Apesar da trombose associada a infeção por CMV ser rara, nos últimos anos têm sido reportados vários casos de trombose da veia porta em contexto de infeção aguda, nomeadamente em indivíduos imunocompetentes5. A incidência de trombose nos doentes internados com infeção aguda por CMV situa-se nos 6,4%, mas acredita-se que este valor possa ser subestimado uma vez que não se exclui por rotina trombose nos doentes com citamegalovirose6. A citólise hepática ou quadros de hepatite aguda, em contexto de infeção vírica, tal como a citomegalovirose, parecem predispor à ocorrência de trombose da veia porta7. Quanto aos locais de trombose, um estudo de 2011 conclui que a trombose venosa profunda (TVP) e/ou TEP eram os mais frequentes (53,6%), seguido do território esplâncnico (veia porta, mesentérica superior e inferior) em 25,8% e por fim a trombose esplénica (12,4%), podendo também ocorrer trombose da jugular interna, seios venosos cerebrais, braquial e ázigos8. A trombose arterial é mais rara, mas estão descritos casos de enfarte renal, EAM e isquemia periférica 8.
Caso Clínico
Doente do sexo feminino, 32 anos, caucasiana, enfermeira, com história pessoal de tiroidite autoimune medicada com levotiroxina, e sob contraceptivo oral à base de progestativo (desogestrel). Salientava-se ainda um parto eutócico há 18 meses. Admitida por um quadro com de 10 dias evolução, caracterizado por febre (38.5ºC-39ºC) com picos de 4 em 4h que cediam mal aos antipiréticos, e toraco-lombalgia direita com características pleuríticas. Tinha já cumprido um ciclo de antibioterapia empírica com amoxicilina/ácido clavulânico e azitromicina durante 8 dias, sem melhoria clínica. Ao exame objetivo encontrava-se febril (39ºC), corada, anictérica, acianótica, sem hiperemia ou exsudados amigdalinos, sem alterações na auscultação cardiopulmonar, com desconforto à palpação profunda do hipocôndrio direito, sem adenomegalias nas principais cadeias ganglionares.

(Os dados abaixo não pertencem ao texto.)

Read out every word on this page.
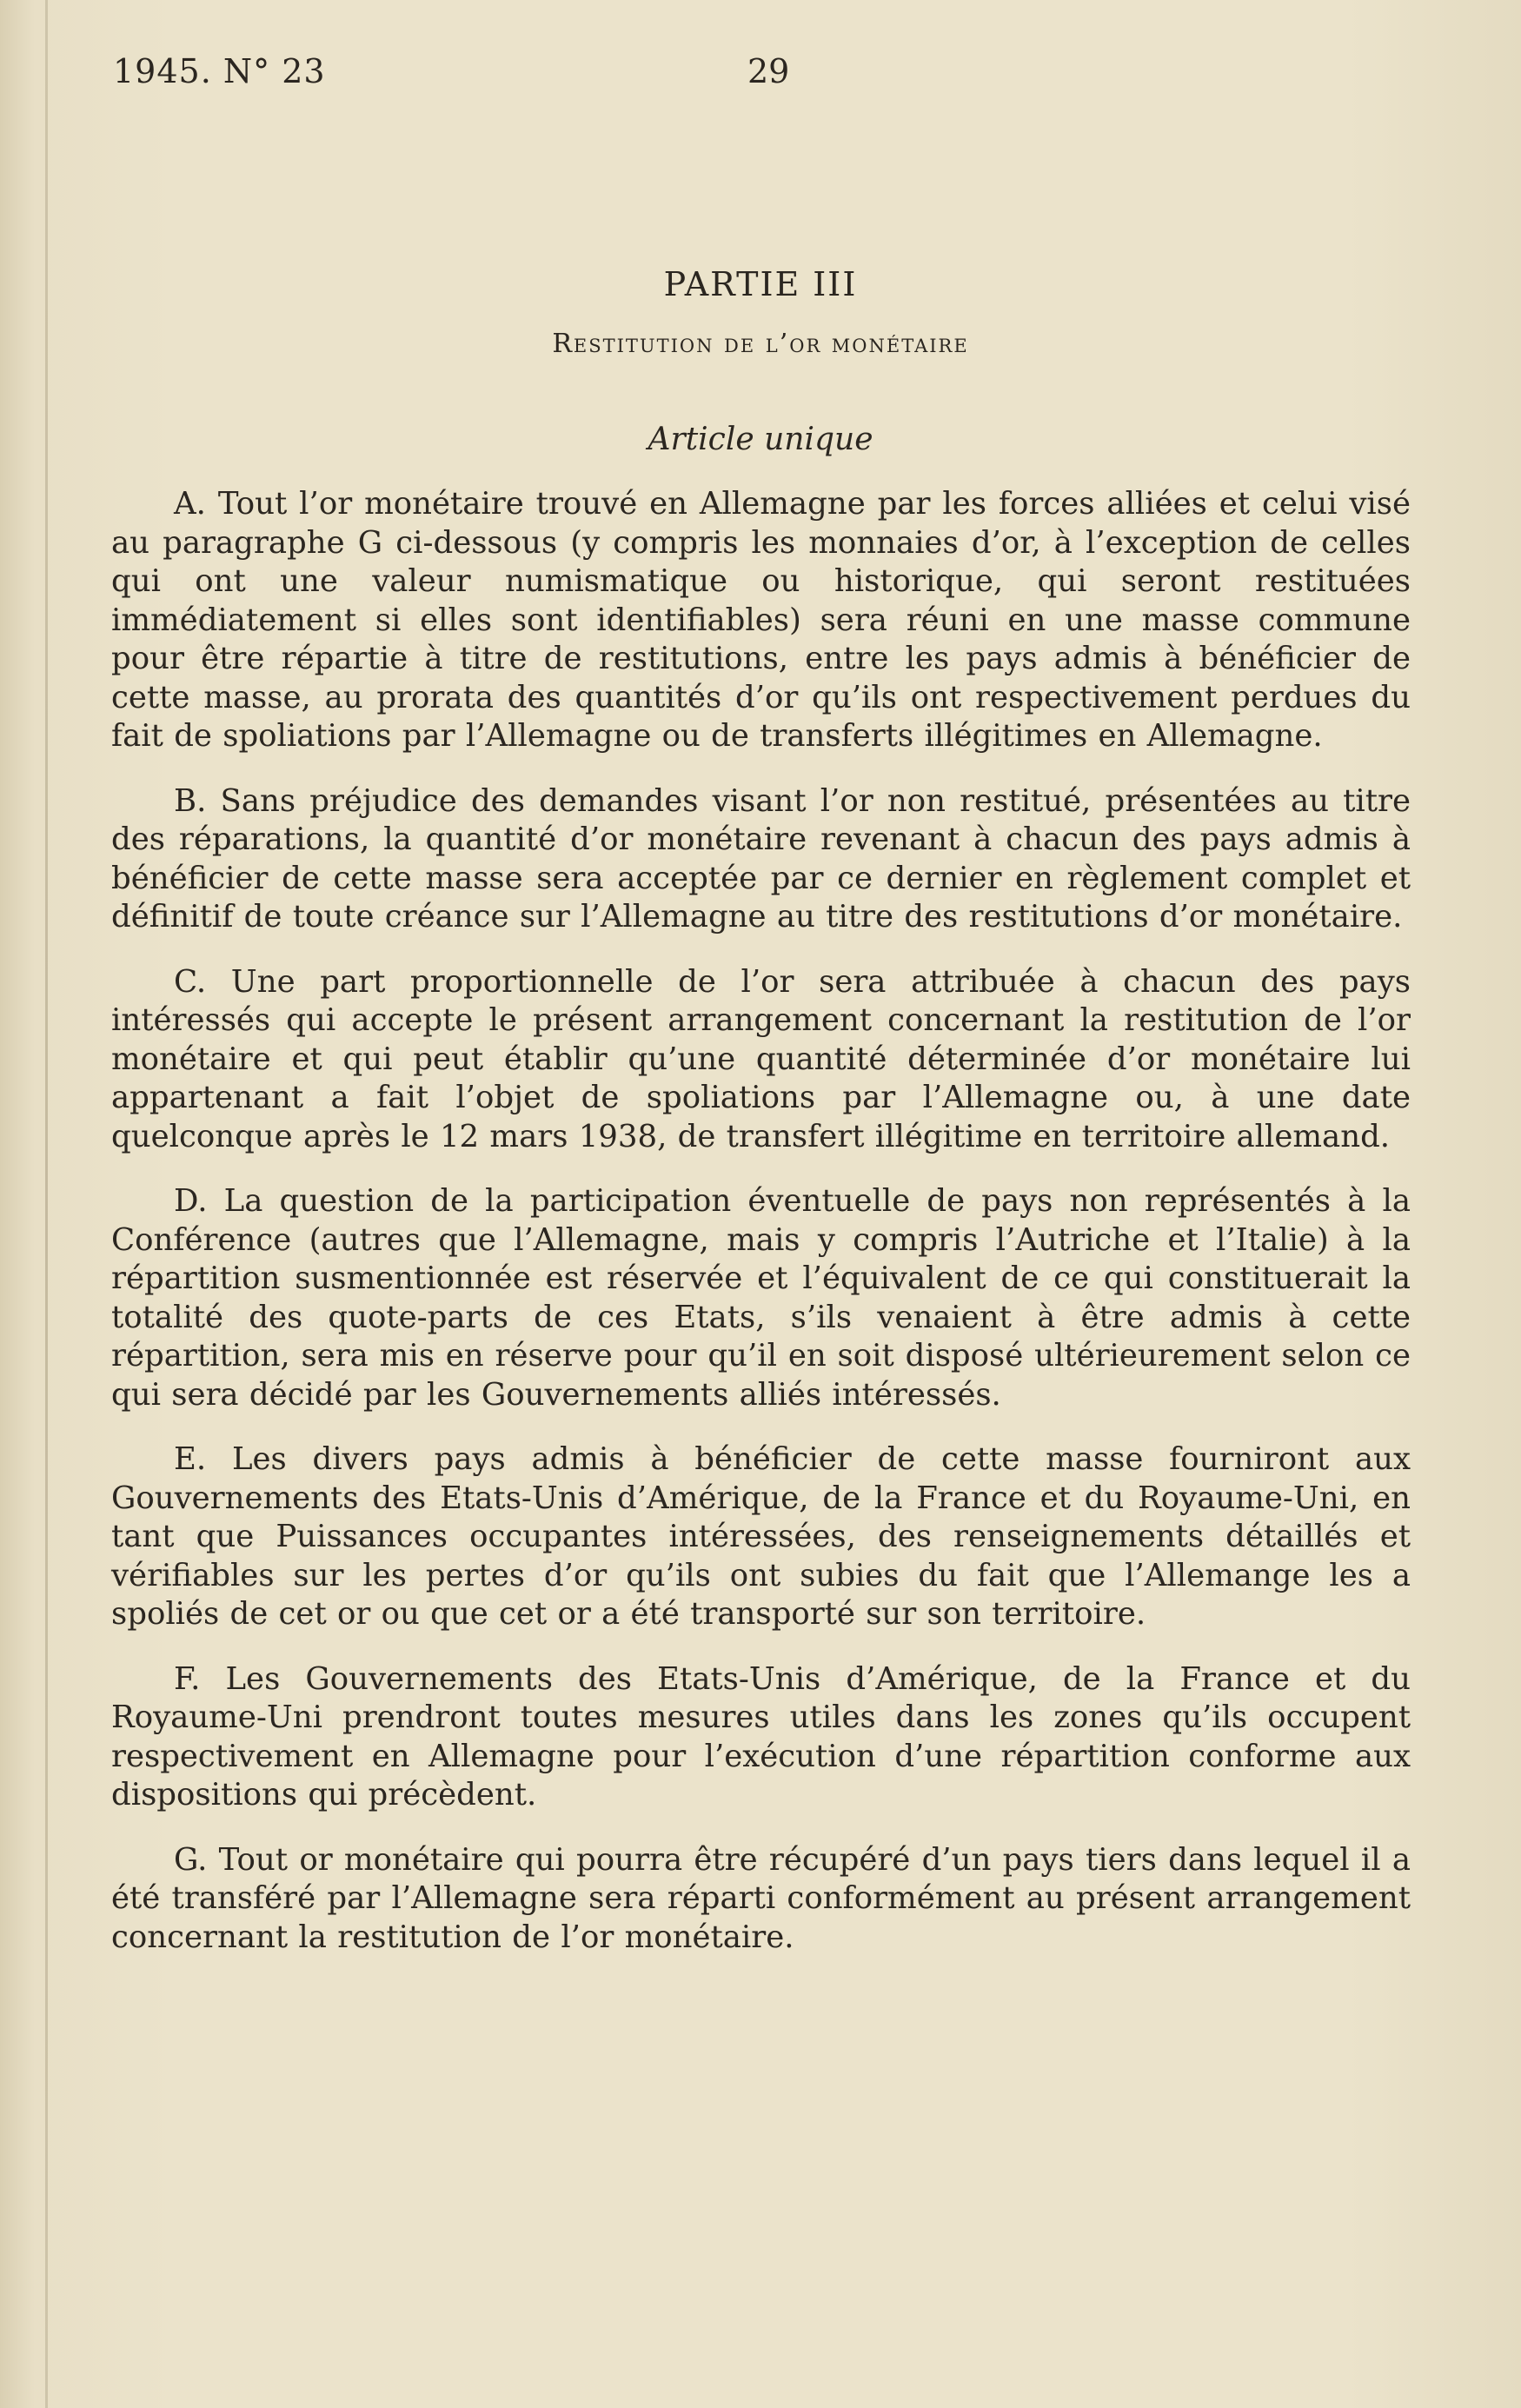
1945. N° 23	29
PARTIE III
Restitution de l’or monétaire
Article unique

A. Tout l’or monétaire trouvé en Allemagne par les forces alliées et celui visé au paragraphe G ci-dessous (y compris les monnaies d’or, à l’exception de celles qui ont une valeur numismatique ou historique, qui seront restituées immédiatement si elles sont identifiables) sera réuni en une masse commune pour être répartie à titre de restitutions, entre les pays admis à bénéficier de cette masse, au prorata des quantités d’or qu’ils ont respectivement perdues du fait de spoliations par l’Allemagne ou de transferts illégitimes en Allemagne.

B. Sans préjudice des demandes visant l’or non restitué, présentées au titre des réparations, la quantité d’or monétaire revenant à chacun des pays admis à bénéficier de cette masse sera acceptée par ce dernier en règlement complet et définitif de toute créance sur l’Allemagne au titre des restitutions d’or monétaire.

C. Une part proportionnelle de l’or sera attribuée à chacun des pays intéressés qui accepte le présent arrangement concernant la restitution de l’or monétaire et qui peut établir qu’une quantité déterminée d’or monétaire lui appartenant a fait l’objet de spoliations par l’Allemagne ou, à une date quelconque après le 12 mars 1938, de transfert illégitime en territoire allemand.

D. La question de la participation éventuelle de pays non représentés à la Conférence (autres que l’Allemagne, mais y compris l’Autriche et l’Italie) à la répartition susmentionnée est réservée et l’équivalent de ce qui constituerait la totalité des quote-parts de ces Etats, s’ils venaient à être admis à cette répartition, sera mis en réserve pour qu’il en soit disposé ultérieurement selon ce qui sera décidé par les Gouvernements alliés intéressés.

E. Les divers pays admis à bénéficier de cette masse fourniront aux Gouvernements des Etats-Unis d’Amérique, de la France et du Royaume-Uni, en tant que Puissances occupantes intéressées, des renseignements détaillés et vérifiables sur les pertes d’or qu’ils ont subies du fait que l’Allemange les a spoliés de cet or ou que cet or a été transporté sur son territoire.

F. Les Gouvernements des Etats-Unis d’Amérique, de la France et du Royaume-Uni prendront toutes mesures utiles dans les zones qu’ils occupent respectivement en Allemagne pour l’exécution d’une répartition conforme aux dispositions qui précèdent.

G. Tout or monétaire qui pourra être récupéré d’un pays tiers dans lequel il a été transféré par l’Allemagne sera réparti conformément au présent arrangement concernant la restitution de l’or monétaire.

Laboratorialmente apresentava ligeira elevação de parâmetros inflamatórios, com linfocitose e citólise hepática ligeira, sem elevação de bilirrubina total (tabela 1).

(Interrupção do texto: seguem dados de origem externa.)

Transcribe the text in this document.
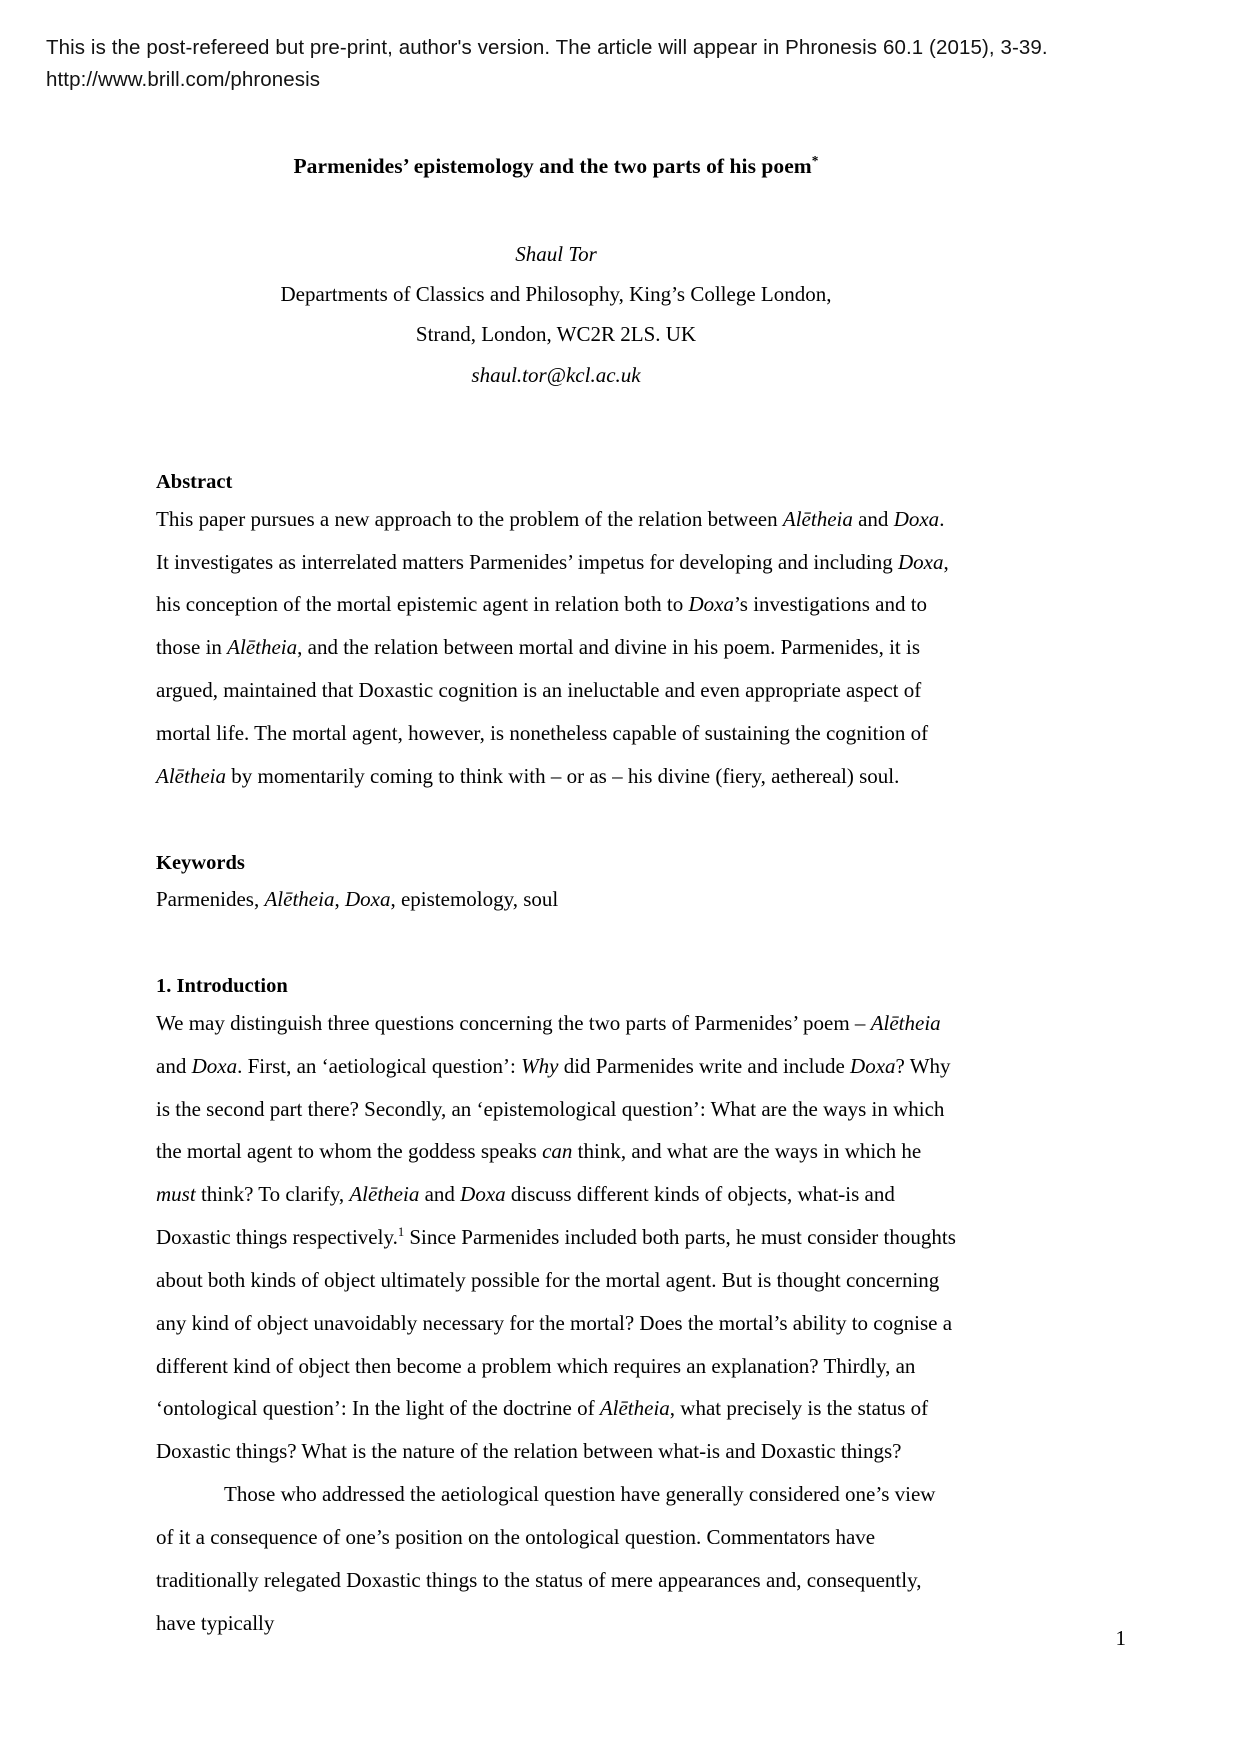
This is the post-refereed but pre-print, author's version. The article will appear in Phronesis 60.1 (2015), 3-39. http://www.brill.com/phronesis
Parmenides’ epistemology and the two parts of his poem*
Shaul Tor
Departments of Classics and Philosophy, King’s College London,
Strand, London, WC2R 2LS. UK
shaul.tor@kcl.ac.uk
Abstract

This paper pursues a new approach to the problem of the relation between Alētheia and Doxa. It investigates as interrelated matters Parmenides’ impetus for developing and including Doxa, his conception of the mortal epistemic agent in relation both to Doxa’s investigations and to those in Alētheia, and the relation between mortal and divine in his poem. Parmenides, it is argued, maintained that Doxastic cognition is an ineluctable and even appropriate aspect of mortal life. The mortal agent, however, is nonetheless capable of sustaining the cognition of Alētheia by momentarily coming to think with – or as – his divine (fiery, aethereal) soul.

Keywords

Parmenides, Alētheia, Doxa, epistemology, soul

1. Introduction

We may distinguish three questions concerning the two parts of Parmenides’ poem – Alētheia and Doxa. First, an ‘aetiological question’: Why did Parmenides write and include Doxa? Why is the second part there? Secondly, an ‘epistemological question’: What are the ways in which the mortal agent to whom the goddess speaks can think, and what are the ways in which he must think? To clarify, Alētheia and Doxa discuss different kinds of objects, what-is and Doxastic things respectively.$^1$ Since Parmenides included both parts, he must consider thoughts about both kinds of object ultimately possible for the mortal agent. But is thought concerning any kind of object unavoidably necessary for the mortal? Does the mortal’s ability to cognise a different kind of object then become a problem which requires an explanation? Thirdly, an ‘ontological question’: In the light of the doctrine of Alētheia, what precisely is the status of Doxastic things? What is the nature of the relation between what-is and Doxastic things?

Those who addressed the aetiological question have generally considered one’s view of it a consequence of one’s position on the ontological question. Commentators have traditionally relegated Doxastic things to the status of mere appearances and, consequently, have typically

1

Pelo padrão de citólise hepática, realizou ecografia abdominal e posteriormente TC abdomino-pélvica que revelaram um trombo no ramo anterior direito da veia porta e uma ligeira hepatoesplenomegália homogénea sem outras alterações suspeitas (figura 1 a) e b)).
Perante este quadro foram colocadas as hipóteses diagnósticas de infeção vírica e/ou doença inflamatória sistémica e foram pedidas diversas serologias víricas incluindo CMV, imunologia dirigida às doenças autoimunes como vasculite, síndrome anticorpo antifosfolípido, lúpus eritematoso sistémico e estudo de trombofilias.
A doente iniciou hipocoagulação com heparina de baixo peso molecular (HBPM) e terapêutica sintomática dirigida à dor e febre com paracetamol e metamizol magnésio.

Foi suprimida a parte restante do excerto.